The other problem you can run into is liquid fuel. Believe it or not, you don't want gas in liquid form...you want it in gasious form.

As Venision stated, the fuel evaporates into the intake air stream, cooling it somewhat, and it is that evaporated fuel/air mix that actually ignites.

If you cool the gas down, it will require more heat from the intake air stream to evaporate it, and also more TIME!!!! There only about 2" tops between the injectors and the intake ports. A high RPM that fuel covers that distance fairly quickly, so the cold fuel does not have much time to accurately mix with the intake air and warm up and evaporate.
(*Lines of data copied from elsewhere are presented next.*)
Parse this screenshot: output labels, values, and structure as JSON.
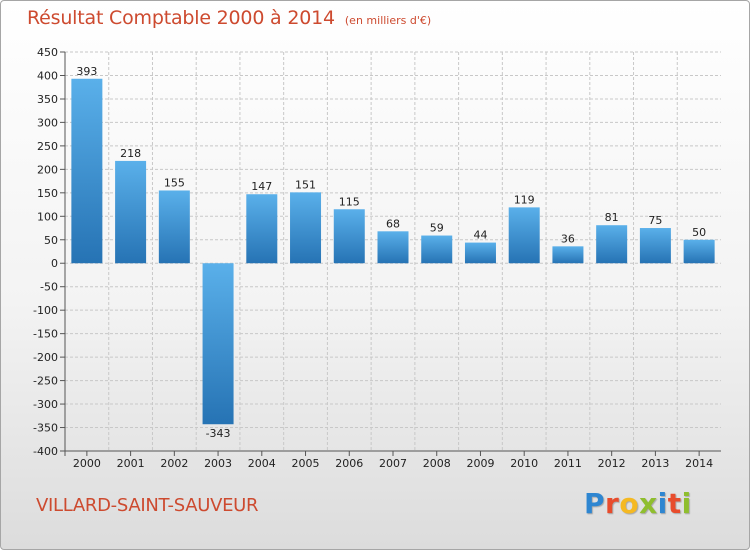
{
  "header": {
    "title": "Résultat Comptable 2000 à 2014",
    "unit": "(en milliers d'€)"
  },
  "footer": {
    "commune": "VILLARD-SAINT-SAUVEUR",
    "brand": "Proxiti",
    "brand_letters": [
      {
        "ch": "P",
        "color": "#2e86d1"
      },
      {
        "ch": "r",
        "color": "#e84c2c"
      },
      {
        "ch": "o",
        "color": "#f5b922"
      },
      {
        "ch": "x",
        "color": "#8fbe2e"
      },
      {
        "ch": "i",
        "color": "#2e86d1"
      },
      {
        "ch": "t",
        "color": "#e84c2c"
      },
      {
        "ch": "i",
        "color": "#8fbe2e"
      }
    ]
  },
  "colors": {
    "title": "#cd4a2f",
    "bar_light": "#5ab0ea",
    "bar_dark": "#2673b4",
    "grid": "#c8c8c8",
    "axis_text": "#222222"
  },
  "chart_data": {
    "type": "bar",
    "title": "Résultat Comptable 2000 à 2014",
    "subtitle": "(en milliers d'€)",
    "xlabel": "",
    "ylabel": "",
    "categories": [
      "2000",
      "2001",
      "2002",
      "2003",
      "2004",
      "2005",
      "2006",
      "2007",
      "2008",
      "2009",
      "2010",
      "2011",
      "2012",
      "2013",
      "2014"
    ],
    "values": [
      393,
      218,
      155,
      -343,
      147,
      151,
      115,
      68,
      59,
      44,
      119,
      36,
      81,
      75,
      50
    ],
    "ylim": [
      -400,
      450
    ],
    "yticks": [
      450,
      400,
      350,
      300,
      250,
      200,
      150,
      100,
      50,
      0,
      -50,
      -100,
      -150,
      -200,
      -250,
      -300,
      -350,
      -400
    ],
    "ytick_labels": [
      "450",
      "400",
      "350",
      "300",
      "250",
      "200",
      "150",
      "100",
      "50",
      "0",
      "-50",
      "-100",
      "-150",
      "-200",
      "-250",
      "-300",
      "-350",
      "-400"
    ],
    "grid": true
  }
}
The fuel then litterally dribbles into the combustion chamber when the intake valves open. Most of the fuel will be evaporated off the cylinder walls by the cylinder wall heat, but it will take that oil layer that your rings seal against with it. It will also not be properly mixed with the intake air.

So in effect, you could be actually delivering LESS "usable" fuel into the combustion chamber and causing increase ring/cylinder wall wear.

This is of course assuming the fuel is actually too cold. I think in reality, an "cool box" would not drop the fuel tempature by more than a few degress, maybe as much as 5 or 10. Thus, not enough to cause the problems I am describing...but, it is one of the "theoretical" drawbacks. Most engines do not have a fuel tempature sensor and do not alter ECU programming for fuel tempature. If they do, the assume the fuel tempature is "ambient" and use the intake Air temp sensor for a reading of "ambient" air. Some serious hard core race engines do measure the tempature of the fuel, and do take that into account in their tuning.